We use AWS and Cloudflare to manage cryptographic keys.
Security Awareness
Security awareness program for staff is part of our onboarding protocol, all staff with access to data complete a data
protection training course.
Reactive Security
Monitoring
We have user audit logging for key infrastructure to log and alert on relevant security events. In the event of a
notable security event or data breach, relevant affected parties are notified and reported to the ICO within 72 hours
Incident Response
In the case of a data breach both the customer and ICO are to be notified within 72 hours.
We have not experienced a data breach that required public notification.
Incident Communication
We do have formally defined criteria for notifying a client during an incident that might impact the security of their
data or systems, it depends on the level of service required by the customer.
Secure SDLC
Code is developed securely by cross-checking both internally and by external QA. Only Senior Developers have access to
the full code base, otherwise permission is restricted to what employees need access to.
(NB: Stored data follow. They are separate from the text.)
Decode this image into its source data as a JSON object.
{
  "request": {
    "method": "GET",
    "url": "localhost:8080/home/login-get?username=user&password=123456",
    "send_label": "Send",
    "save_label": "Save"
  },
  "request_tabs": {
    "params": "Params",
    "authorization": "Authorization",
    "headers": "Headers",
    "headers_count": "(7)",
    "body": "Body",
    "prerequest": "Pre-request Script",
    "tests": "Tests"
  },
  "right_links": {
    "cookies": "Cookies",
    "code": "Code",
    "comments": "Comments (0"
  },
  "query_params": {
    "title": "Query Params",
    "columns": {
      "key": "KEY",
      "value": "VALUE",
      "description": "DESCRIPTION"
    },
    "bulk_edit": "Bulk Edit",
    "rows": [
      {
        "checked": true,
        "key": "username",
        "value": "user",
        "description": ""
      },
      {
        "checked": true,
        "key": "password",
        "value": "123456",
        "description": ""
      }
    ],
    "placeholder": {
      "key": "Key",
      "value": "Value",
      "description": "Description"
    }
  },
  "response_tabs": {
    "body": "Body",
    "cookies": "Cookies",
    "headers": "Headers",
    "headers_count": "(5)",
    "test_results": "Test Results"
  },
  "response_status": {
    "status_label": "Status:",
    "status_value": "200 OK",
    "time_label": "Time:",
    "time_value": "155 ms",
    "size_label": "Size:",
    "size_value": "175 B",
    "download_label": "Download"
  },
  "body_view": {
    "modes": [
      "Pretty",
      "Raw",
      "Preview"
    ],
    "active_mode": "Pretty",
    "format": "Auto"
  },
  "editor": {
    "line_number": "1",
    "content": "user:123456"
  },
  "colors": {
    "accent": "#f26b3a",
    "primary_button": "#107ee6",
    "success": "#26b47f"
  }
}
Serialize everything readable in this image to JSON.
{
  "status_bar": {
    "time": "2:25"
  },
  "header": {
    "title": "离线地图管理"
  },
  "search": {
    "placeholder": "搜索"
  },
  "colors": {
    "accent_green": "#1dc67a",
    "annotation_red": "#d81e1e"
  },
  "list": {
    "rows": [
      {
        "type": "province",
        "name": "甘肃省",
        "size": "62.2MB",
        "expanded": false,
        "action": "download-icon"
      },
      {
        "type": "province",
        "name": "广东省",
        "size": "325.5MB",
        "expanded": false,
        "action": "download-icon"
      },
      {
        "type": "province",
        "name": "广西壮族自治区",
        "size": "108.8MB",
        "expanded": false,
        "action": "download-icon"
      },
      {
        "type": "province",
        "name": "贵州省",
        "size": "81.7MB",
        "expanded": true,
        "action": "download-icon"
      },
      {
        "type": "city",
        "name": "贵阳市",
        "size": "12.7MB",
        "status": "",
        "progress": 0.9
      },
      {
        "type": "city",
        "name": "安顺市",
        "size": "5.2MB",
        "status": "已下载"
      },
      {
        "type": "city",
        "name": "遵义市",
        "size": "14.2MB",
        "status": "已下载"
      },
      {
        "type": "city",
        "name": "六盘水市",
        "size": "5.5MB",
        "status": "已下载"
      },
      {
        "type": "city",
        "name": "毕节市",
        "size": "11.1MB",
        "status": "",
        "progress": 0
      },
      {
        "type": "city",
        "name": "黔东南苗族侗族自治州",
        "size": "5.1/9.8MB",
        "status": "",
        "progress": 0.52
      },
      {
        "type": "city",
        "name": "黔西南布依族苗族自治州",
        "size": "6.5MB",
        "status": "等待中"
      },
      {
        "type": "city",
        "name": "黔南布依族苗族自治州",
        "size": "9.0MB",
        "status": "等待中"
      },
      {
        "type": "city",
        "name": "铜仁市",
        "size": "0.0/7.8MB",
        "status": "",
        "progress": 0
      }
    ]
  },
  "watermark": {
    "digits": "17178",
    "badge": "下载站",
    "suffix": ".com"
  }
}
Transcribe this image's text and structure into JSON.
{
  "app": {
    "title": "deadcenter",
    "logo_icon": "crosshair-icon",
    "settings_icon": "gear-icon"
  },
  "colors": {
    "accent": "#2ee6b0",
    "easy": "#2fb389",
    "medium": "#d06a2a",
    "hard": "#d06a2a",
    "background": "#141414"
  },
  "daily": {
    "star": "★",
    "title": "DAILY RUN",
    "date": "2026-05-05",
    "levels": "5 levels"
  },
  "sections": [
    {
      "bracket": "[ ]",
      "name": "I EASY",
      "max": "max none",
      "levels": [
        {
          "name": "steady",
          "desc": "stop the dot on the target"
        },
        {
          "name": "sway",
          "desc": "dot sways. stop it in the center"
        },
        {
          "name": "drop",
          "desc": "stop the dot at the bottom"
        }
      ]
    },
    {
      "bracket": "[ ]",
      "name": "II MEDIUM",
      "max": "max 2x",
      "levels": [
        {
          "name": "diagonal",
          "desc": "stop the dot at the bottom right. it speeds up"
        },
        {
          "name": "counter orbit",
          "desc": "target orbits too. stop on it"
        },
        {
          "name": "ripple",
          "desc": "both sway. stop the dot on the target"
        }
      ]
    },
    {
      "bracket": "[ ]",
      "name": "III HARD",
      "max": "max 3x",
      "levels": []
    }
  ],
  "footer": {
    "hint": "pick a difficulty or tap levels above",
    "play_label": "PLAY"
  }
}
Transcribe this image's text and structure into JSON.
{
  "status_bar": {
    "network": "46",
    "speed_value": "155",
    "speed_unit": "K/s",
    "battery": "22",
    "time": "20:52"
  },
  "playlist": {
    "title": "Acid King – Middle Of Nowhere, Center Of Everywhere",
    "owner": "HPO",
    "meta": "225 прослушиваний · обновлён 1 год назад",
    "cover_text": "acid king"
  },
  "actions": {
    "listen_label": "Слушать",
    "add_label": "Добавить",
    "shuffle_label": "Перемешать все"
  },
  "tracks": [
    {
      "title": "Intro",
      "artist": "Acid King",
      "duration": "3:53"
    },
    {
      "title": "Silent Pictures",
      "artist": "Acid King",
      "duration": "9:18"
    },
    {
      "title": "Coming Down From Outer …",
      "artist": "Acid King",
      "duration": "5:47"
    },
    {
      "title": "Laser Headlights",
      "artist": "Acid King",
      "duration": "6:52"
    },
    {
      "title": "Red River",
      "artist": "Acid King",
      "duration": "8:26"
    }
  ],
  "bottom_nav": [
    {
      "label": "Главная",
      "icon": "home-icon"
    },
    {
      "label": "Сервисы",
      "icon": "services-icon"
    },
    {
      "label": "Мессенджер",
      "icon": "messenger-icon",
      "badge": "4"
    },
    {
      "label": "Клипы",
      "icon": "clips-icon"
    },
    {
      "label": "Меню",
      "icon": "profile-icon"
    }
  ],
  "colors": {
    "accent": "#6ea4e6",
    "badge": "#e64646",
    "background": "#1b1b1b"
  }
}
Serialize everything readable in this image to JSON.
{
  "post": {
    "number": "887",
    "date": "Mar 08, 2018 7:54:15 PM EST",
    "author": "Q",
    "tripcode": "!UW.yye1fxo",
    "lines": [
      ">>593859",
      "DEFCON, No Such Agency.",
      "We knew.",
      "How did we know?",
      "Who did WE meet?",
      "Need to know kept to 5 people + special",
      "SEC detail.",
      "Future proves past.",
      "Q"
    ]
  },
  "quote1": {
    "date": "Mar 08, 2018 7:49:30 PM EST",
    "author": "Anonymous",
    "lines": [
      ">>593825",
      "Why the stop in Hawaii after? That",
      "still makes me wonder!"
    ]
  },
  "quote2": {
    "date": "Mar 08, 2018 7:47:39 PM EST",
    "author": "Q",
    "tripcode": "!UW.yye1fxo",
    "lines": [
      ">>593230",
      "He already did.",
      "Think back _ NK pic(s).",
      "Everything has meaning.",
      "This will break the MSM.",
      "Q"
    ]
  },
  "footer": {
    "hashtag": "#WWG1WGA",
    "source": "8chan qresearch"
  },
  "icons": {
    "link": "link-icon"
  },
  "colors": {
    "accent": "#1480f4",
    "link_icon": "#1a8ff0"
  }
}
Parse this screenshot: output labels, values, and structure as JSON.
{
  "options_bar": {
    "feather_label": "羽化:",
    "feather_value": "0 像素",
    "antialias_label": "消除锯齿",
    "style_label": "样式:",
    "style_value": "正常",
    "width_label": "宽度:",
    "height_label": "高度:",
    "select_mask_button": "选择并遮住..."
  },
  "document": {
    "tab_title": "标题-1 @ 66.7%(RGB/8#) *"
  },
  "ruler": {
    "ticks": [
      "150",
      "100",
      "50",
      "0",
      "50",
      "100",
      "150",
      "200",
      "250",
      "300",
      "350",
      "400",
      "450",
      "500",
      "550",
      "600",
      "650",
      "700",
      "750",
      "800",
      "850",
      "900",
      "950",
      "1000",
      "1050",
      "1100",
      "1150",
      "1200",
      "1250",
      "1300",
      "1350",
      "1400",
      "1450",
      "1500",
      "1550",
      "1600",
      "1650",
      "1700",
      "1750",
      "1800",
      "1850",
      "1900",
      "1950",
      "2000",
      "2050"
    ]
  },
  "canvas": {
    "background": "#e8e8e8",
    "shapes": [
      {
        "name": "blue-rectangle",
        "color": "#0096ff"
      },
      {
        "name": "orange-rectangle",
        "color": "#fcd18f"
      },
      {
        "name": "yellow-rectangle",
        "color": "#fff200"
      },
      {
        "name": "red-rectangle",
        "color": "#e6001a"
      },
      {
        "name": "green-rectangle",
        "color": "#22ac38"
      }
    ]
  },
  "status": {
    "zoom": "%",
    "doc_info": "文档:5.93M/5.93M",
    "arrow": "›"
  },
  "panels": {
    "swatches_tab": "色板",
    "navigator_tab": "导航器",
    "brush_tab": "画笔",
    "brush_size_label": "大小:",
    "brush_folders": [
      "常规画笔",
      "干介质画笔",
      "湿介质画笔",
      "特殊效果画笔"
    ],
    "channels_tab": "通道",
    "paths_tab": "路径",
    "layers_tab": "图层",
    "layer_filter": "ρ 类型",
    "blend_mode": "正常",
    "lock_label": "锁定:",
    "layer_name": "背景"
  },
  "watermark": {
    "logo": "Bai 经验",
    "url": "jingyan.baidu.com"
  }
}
Developers follow best practices as outlined by OWASP. All developers are also involved with the pen test reviews.
Customer Facing Application Security
Authentication
PBKDF2 algorithm with a SHA256 hash for user passwords, employees can not retrieve passwords (but can reset upon a
verified request). SSO needs to be enabled by request and uses a 2-way verification process (validated also by
customer server-side) using a time sensitive ECB-DES token.
Role-Based Access Control
LearnCube’s Online School has different role permissions so the customer can avoid exposing data to staff members who
do not require it.
Audit Logging
Logs for systems and applications with access to customer data are kept for direct access to databases, staff login to
the application and cloud hosting accounts.
Compliance
API Management
Depending on the customer’s needs, we can provide API keys or customers can provide us with pre-generated keys to be
used.
Internal Audits
We conduct internal audits (audits led by our staff) of the service annually. It involves a review of access logs and
permission (or for specific access for new or leaving employees).
External Audits
We conduct annual penetration tests
Certifications
In terms of IT operational, security, privacy-related standards, certifications and/or regulations, we comply with
GDPR.
Privacy
We do not seek a right to use or own customer derived data for your own purposes.